Neoplecostomus watersi
- Conservation status: Critically Endangered (IUCN 3.1)

Scientific classification
- Kingdom: Animalia
- Phylum: Chordata
- Class: Actinopterygii
- Order: Siluriformes
- Family: Loricariidae
- Genus: Neoplecostomus
- Species: N. watersi
- Binomial name: Neoplecostomus watersi G. S. C. Silva, Reia, Zawadzki & Roxo, 2019

= Neoplecostomus watersi =

- Authority: G. S. C. Silva, Reia, Zawadzki & Roxo, 2019
- Conservation status: CR

Species of catfish

Neoplecostomus watersi is a species of freshwater ray-finned fish belonging to the family Loricariidae, the suckermouth armoured catfishes, and the subfamily Hypoptopomatinae, the cascudinhos. This catfish is endemic to Brazil.

==Taxonomy==
Neoplecostomus watersi was first formally described in 2019 by the ichthyologists Gabriel de Souza da Costa e Silva, Lais Reia, Cláudio Henrique Zawadzki and Fábio Fernandes Roxo with its type locality given as the Cachoeira Creek in the Corrente River drainage, upper Paraná River basin, municipality of Aporé in the Brazilian state of Goiás at 18°3450.8"S, 52°05'52.8"W.. Eschmeyer's Catalog of Fishes classifies the genus Neoplecostomus in the subfamily Hypoptopomatinae, the cascudinhos, within the suckermouth armored catfish family Loricariidae.

==Etymology==
Neoplecostomus watersi is classified within the genus Neoplecostomus, this name prefixes neo-, for "new" onto plecostomus, as this genus was proposed as a subgenus of Plecostomus, now known as Hypostomus and classified in the subfamily Hypostominae. The specific name, honours George Roger Waters, the English musician, singer and songwriter and member of Pink Floyd in recognition of his talent as a musician and for his social concerns, especially his interest in Brazilian economic social and political issues .

==Description==
Neoplecostomus watersi has seven soft rays in its dorsal fin and five soft rays in its anal fin. This catfish has no adipose fin or unpaired plates at the location of the adipose fin. The caudal fin is dark with a hyaline vertical chevron. The lower lip extends nearly as far as the gill opening. This reaches a standard length of 7 cm.

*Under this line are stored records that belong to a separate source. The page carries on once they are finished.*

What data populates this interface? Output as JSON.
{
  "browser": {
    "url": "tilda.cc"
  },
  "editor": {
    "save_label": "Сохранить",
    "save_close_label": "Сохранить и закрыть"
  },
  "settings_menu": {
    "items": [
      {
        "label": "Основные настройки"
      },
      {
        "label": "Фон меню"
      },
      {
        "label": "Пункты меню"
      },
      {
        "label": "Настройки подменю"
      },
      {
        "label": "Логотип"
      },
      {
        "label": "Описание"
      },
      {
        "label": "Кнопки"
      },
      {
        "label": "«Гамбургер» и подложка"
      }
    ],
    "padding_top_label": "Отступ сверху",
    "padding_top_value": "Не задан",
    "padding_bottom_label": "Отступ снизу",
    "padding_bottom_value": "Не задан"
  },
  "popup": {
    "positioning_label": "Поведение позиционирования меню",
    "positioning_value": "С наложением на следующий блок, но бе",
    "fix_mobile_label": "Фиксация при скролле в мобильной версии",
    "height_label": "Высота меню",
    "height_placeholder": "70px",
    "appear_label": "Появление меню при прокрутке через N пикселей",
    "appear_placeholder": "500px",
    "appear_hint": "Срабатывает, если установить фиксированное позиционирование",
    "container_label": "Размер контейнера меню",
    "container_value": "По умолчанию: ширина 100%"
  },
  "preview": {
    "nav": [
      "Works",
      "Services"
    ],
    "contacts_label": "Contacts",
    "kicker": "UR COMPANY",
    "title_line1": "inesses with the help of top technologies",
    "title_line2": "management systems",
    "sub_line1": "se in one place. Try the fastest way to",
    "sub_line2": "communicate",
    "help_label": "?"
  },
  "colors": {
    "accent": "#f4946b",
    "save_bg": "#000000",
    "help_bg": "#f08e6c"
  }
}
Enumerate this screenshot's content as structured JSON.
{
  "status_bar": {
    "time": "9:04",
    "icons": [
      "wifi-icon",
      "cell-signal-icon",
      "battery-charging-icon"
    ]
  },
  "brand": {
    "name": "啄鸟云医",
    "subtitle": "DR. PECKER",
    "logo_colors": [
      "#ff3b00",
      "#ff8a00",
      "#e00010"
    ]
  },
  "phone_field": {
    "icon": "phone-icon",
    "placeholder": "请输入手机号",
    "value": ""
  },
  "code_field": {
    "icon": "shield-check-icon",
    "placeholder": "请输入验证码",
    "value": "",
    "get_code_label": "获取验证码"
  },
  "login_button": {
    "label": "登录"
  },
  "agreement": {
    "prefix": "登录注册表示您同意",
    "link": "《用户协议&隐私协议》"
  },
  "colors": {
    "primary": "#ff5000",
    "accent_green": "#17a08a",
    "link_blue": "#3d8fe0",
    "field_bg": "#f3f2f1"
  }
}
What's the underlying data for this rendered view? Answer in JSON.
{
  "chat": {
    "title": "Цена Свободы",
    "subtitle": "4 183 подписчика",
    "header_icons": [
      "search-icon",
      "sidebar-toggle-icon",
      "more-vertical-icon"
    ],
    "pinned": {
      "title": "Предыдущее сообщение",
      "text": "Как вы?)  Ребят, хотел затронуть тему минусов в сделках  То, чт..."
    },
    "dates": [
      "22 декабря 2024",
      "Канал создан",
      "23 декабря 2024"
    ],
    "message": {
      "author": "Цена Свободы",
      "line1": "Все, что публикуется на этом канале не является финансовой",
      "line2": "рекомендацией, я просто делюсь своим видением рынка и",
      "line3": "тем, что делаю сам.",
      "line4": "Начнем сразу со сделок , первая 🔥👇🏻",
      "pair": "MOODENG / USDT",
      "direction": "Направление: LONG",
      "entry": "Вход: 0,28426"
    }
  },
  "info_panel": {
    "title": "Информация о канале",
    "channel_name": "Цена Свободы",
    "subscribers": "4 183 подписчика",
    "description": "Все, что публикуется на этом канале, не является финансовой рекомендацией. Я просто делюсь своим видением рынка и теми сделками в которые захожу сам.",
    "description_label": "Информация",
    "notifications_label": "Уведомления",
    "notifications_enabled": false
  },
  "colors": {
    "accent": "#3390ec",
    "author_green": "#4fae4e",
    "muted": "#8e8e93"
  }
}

==Distribution and habitat==
Neoplecostomus doceensis is endemic to Brazil, where it is known only from its type locality, the Cachoeira Creek, a tributary of teh Corrente River in Goias. It is found in clear waters on the bottom underneath and between rocks.

==Conservation status==
Neoplecostomus doceensis is known only from one stream and its habitat is threatened with degradation by agriculture and cattle ranching. The International Union for Conservation of Nature classify this catfish as Critically Endangered.